Actions use rock sizing to communicate effort at a glance:
| Size | Effort Score | Meaning |
|---|---|---|
| Pebble | 1-2 | A few minutes: add a comment, flip a config, create a short context file |
| Stone | 3-4 | Under an hour: write documentation, add a rule, create a simple skill |
| Rock | 5-7 | Hours to a day: refactor a module, write comprehensive docs, add tests |
| Boulder | 8-10 | Days+: major refactoring, architectural changes, large-scale cleanup |
Findings in the synthesized output use the F- prefix (e.g., F-001, F-002) with sequential numbering sorted by priority_score descending.
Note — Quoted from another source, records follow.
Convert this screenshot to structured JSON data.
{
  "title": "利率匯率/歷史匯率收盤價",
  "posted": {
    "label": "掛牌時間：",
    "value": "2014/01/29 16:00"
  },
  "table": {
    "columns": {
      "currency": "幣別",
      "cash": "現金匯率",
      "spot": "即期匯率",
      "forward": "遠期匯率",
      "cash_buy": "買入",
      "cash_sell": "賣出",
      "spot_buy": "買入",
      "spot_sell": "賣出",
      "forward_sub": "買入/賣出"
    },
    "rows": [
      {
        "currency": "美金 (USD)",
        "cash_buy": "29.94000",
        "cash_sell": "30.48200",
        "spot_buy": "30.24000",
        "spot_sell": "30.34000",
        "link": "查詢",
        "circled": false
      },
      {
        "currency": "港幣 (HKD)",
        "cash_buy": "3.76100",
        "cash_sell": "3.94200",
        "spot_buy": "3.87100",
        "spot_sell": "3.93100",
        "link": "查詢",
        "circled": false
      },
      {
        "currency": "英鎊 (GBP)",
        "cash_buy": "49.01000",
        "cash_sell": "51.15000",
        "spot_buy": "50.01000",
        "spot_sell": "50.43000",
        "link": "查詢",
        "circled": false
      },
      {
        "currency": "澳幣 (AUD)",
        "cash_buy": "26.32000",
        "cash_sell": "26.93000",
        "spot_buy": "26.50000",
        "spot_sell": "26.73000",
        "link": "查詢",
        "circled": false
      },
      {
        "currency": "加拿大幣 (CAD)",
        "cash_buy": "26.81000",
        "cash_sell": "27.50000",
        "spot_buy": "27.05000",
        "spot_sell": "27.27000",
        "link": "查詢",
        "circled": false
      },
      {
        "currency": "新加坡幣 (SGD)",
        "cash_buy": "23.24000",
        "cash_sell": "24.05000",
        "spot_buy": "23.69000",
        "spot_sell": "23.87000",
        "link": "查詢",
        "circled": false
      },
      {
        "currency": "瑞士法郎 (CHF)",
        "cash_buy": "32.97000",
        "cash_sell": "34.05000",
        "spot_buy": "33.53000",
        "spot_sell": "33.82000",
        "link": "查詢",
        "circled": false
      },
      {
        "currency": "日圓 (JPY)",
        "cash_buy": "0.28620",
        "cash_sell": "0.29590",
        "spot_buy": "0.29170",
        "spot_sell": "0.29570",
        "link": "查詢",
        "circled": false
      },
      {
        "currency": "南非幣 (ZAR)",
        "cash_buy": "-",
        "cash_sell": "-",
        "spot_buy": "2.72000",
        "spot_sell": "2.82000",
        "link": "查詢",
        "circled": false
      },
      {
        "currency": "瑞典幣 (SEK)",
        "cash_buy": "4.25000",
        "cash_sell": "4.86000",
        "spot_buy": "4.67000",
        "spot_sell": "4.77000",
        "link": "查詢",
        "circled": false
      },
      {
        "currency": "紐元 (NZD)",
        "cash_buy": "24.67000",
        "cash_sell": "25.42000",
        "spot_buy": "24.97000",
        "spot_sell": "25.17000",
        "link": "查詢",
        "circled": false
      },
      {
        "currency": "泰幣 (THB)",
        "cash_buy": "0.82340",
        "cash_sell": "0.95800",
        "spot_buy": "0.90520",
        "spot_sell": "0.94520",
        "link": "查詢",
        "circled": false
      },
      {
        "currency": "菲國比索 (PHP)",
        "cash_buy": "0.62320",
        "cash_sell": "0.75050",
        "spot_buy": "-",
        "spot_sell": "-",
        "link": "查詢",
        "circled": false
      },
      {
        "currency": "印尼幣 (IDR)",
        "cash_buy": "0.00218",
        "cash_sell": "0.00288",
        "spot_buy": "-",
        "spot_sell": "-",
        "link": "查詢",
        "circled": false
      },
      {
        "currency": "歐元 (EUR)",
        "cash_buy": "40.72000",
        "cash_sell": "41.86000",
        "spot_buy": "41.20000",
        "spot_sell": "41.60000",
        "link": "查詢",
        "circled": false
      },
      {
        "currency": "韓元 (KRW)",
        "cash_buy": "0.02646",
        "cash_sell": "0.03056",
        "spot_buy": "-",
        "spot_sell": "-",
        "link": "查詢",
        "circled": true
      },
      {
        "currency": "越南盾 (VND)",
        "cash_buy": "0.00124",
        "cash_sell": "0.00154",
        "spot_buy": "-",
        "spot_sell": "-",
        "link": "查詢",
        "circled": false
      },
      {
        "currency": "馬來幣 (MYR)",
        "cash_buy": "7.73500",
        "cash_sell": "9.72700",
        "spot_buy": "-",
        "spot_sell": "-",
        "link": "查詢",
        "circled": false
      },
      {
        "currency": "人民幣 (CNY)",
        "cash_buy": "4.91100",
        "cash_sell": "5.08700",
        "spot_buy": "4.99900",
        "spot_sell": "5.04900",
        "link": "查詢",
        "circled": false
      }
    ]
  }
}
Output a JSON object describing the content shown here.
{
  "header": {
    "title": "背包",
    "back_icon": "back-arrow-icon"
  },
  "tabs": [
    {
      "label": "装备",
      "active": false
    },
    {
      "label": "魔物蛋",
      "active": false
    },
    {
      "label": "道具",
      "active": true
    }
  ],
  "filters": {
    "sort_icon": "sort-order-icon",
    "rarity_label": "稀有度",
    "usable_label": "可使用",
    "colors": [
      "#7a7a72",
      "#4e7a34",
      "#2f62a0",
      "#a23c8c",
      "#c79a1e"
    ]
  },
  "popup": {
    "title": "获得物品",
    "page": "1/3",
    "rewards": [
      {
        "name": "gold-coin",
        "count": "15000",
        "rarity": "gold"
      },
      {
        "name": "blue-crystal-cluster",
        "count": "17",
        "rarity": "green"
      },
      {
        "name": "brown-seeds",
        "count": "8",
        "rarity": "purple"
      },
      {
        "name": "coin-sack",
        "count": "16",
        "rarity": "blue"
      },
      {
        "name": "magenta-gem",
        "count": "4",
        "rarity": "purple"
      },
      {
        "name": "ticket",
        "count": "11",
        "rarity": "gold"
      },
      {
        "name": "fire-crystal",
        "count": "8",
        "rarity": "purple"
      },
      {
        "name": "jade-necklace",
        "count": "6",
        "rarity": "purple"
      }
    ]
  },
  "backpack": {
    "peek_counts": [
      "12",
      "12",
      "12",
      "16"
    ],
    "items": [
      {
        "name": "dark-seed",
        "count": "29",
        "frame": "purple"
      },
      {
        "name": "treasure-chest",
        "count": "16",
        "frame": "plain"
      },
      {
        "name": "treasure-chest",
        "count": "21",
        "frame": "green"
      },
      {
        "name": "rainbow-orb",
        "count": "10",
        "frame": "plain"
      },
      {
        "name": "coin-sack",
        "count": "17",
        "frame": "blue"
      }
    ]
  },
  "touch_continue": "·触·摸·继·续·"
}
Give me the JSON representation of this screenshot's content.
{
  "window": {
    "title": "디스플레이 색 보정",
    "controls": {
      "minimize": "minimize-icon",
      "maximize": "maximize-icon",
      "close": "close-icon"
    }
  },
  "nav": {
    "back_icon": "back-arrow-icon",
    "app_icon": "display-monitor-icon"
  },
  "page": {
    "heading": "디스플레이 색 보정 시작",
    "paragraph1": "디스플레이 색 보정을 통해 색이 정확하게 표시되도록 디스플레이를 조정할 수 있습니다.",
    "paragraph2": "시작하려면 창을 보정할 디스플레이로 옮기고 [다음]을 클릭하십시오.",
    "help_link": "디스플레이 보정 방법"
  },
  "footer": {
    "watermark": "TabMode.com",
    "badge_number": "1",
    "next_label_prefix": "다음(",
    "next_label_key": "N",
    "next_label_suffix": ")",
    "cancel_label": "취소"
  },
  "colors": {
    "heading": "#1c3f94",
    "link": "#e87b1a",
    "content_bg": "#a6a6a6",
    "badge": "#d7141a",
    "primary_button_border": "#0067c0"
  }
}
The original per-source IDs (SRC-001, GIT-003, etc.) are not carried forward — provenance is tracked via the data_sources array and evidence[].source fields.
| Score | Level | Meaning |
|---|---|---|
| 9-10 | Critical | Affects nearly every agent task; causes frequent, severe failures |
| 7-8 | High | Affects many tasks or causes significant failures in important areas |
| 4-6 | Medium | Affects some tasks or causes moderate confusion |
| 1-3 | Low | Affects few tasks or causes minor inefficiency |
| Score | Level | Meaning |
|---|---|---|
| 1-2 | Trivial | A few minutes: add a comment, create a short context file, flip a config |
| 3-4 | Low | Under an hour: write documentation, add a rule, create a simple skill |
| 5-7 | Medium | Hours to a day: refactor a module, write comprehensive docs, add tests |
| 8-10 | High | Days+: major refactoring, architectural changes, large-scale cleanup |
In addition to the JSON, produce a standalone HTML report (report.html) by reading the report template and injecting the serialized findings.json into the /*FINDINGS_JSON*/ marker. See the template for details on the injection mechanism.